Every year Kansas University is scheduled to play Nebraska in football, the inevitable question arises.

Where were you in 1968?

Until The Streak finally ends, as it must someday, that always will be the question associated with the KU-NU game because it’s the last year the Jayhawks defeated the Cornhuskers.

I know where I was. I was in Nebraska’s football press box. In only my third week as sports editor of the Journal-World, I watched and later wrote about the Jayhawks’ 23-13 victory. Obviously, neither I nor anyone else had any idea the Huskers would win the next 35 meetings.

Tuesday during his weekly media session, we learned where KU coach Mark Mangino was in the fall of ’68.

“I didn’t even know where Lawrence, Kansas, was,” Mangino said with a smile. “I was in junior high. Back then, everybody was talking about the Vietnam War, and everybody had long hair.”

Did Mangino, someone asked, have long hair?

“Yeah, I did, but it wasn’t THAT long,” he said, smiling again, then pointing to his balding pate, “but longer than this.”

In the autumn of 1968, Mangino was 12 years old. He was an eighth-grader at George Washington Junior High in New Castle, Pa. — a school, Mangino reported, that no longer stands.

None of KU’s players were alive on that October afternoon. All they can do is place 1968 in historical perspective.

Travis Watkins, a fifth-year defensive tackle, didn’t use a football analogy. He didn’t mention the Vietnam War. Or long hair. Or flower children. Or even “Laugh-In.”

“Being a student of history, all I can think of is the ’68 Summer Olympics in Mexico City,” Watkins said, “and John Carlos and Tommie Smith giving the black-power salute.”

Indeed, it was a memorable year for more than merely a KU football triumph over Nebraska. Yet The Streak is also a piece of history, if on a smaller scale.
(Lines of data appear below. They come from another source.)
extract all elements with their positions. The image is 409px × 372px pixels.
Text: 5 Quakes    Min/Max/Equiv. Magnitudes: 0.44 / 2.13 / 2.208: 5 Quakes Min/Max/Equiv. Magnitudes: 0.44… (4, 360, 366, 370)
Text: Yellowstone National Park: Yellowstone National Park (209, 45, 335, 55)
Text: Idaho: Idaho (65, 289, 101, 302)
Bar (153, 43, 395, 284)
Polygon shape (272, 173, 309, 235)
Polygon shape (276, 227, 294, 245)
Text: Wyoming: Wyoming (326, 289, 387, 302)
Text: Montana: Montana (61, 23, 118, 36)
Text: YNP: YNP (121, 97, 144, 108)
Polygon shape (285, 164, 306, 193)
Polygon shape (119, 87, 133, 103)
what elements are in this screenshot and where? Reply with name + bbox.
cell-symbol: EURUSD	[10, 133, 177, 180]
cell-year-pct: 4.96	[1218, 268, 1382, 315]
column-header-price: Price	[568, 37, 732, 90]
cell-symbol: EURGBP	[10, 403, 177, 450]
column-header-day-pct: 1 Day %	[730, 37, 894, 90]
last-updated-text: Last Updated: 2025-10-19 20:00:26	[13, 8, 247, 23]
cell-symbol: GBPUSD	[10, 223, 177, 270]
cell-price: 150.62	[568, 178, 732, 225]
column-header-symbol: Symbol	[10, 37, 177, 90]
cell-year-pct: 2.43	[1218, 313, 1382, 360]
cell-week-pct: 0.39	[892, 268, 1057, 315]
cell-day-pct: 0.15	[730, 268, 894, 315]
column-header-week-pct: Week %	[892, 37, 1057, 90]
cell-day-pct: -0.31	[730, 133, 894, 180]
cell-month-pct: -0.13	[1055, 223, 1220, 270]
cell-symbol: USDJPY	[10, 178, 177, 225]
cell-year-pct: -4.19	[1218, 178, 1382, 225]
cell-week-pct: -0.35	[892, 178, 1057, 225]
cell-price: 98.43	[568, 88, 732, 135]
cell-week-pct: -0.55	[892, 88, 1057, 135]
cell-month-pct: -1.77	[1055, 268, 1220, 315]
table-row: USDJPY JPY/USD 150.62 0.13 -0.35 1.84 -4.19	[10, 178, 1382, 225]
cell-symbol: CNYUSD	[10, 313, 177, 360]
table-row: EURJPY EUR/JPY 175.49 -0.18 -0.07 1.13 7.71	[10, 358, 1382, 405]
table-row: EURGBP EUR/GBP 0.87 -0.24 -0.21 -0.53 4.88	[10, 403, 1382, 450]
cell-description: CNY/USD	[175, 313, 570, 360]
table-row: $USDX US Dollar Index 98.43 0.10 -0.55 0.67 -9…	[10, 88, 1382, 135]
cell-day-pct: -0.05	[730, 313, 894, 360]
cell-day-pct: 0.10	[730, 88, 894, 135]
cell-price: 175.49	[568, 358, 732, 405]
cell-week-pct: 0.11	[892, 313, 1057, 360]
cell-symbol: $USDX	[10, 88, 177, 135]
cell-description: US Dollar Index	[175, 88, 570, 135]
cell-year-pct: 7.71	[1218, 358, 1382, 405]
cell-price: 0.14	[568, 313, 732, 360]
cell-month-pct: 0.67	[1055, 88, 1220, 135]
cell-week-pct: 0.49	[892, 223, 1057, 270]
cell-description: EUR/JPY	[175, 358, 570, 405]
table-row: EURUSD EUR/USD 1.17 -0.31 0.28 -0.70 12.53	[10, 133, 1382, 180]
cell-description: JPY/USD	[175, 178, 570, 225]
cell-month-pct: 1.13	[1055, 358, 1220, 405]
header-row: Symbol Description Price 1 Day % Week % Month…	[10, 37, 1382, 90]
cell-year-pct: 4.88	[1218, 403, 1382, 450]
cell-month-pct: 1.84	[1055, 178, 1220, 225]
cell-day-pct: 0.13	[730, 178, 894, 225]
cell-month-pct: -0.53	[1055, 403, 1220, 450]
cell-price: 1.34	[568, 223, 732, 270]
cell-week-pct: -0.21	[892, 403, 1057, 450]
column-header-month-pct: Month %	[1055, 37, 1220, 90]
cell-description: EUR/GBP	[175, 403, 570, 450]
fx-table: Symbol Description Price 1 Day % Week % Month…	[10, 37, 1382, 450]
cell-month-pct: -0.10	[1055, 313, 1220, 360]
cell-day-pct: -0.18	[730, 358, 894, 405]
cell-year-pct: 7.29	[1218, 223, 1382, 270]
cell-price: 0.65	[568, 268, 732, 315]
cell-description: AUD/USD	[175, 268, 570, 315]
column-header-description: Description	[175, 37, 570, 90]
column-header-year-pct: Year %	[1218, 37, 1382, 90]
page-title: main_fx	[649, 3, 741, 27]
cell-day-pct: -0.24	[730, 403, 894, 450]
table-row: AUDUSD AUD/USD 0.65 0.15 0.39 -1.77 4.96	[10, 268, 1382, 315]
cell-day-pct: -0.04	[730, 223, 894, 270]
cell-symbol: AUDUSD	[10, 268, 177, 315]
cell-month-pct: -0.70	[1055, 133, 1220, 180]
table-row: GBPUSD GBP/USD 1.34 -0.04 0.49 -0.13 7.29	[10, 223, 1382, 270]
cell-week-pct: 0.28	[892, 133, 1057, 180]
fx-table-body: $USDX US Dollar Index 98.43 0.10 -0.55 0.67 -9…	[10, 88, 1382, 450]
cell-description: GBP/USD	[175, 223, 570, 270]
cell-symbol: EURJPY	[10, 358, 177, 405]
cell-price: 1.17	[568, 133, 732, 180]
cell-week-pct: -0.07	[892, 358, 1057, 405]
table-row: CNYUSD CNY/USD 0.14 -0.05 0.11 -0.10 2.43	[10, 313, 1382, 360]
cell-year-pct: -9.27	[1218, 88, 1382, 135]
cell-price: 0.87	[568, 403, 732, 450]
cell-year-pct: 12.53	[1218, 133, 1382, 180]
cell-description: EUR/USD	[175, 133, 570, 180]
The 35 straight wins comprise nearly a third of all the meetings (110) between KU and Nebraska, and the KU-NU series is tied for the third longest in NCAA Division I-A history, trailing only Minnesota-Wisconsin (113) and Kansas-Missouri (112).

Also, Kansas and Nebraska have played for 98 straight years, making it the longest uninterrupted series in the Division I-A. And the two schools will keep playing every year unless Kansas should somehow be shipped to the Big 12’s south division — not likely unless the league expands and adds North Dakota and North Dakota State.

Ah, but there is a bit of good news about The Streak. It isn’t the longest in the country. Notre Dame has defeated Navy 40 straight times. Kansas-Nebraska is No. 2 and holding at 35.

However, if Nebraska maintains its hex Saturday and Navy upends Notre Dame in a couple of weeks, KU-NU would vault into the lead. Most people figure Navy has a real shot this year, too. The Middies are off to a 4-0 start for the first time in 25 years, and the Oct. 16 meeting with Notre Dame will be at the New Jersey Meadowlands, a neutral site.

The next longest current domination skein is Texas over Rice. Saturday night, the Longhorns extended their whammy on the Uncle Bens to 29.

Nothing really has changed in the Kansas-Nebraska series. As usual, the Jayhawks will go into Lincoln as underdogs Saturday. Still, the 13-point spread is uncommonly small when you consider the average score of KU’s last 10 games in Lincoln has been 53-9.

Is this the year The Streak ends? That’s why they play the game. You won’t find Mark Mangino at the post office this week. He doesn’t need stamps. He won’t be mailing in the score.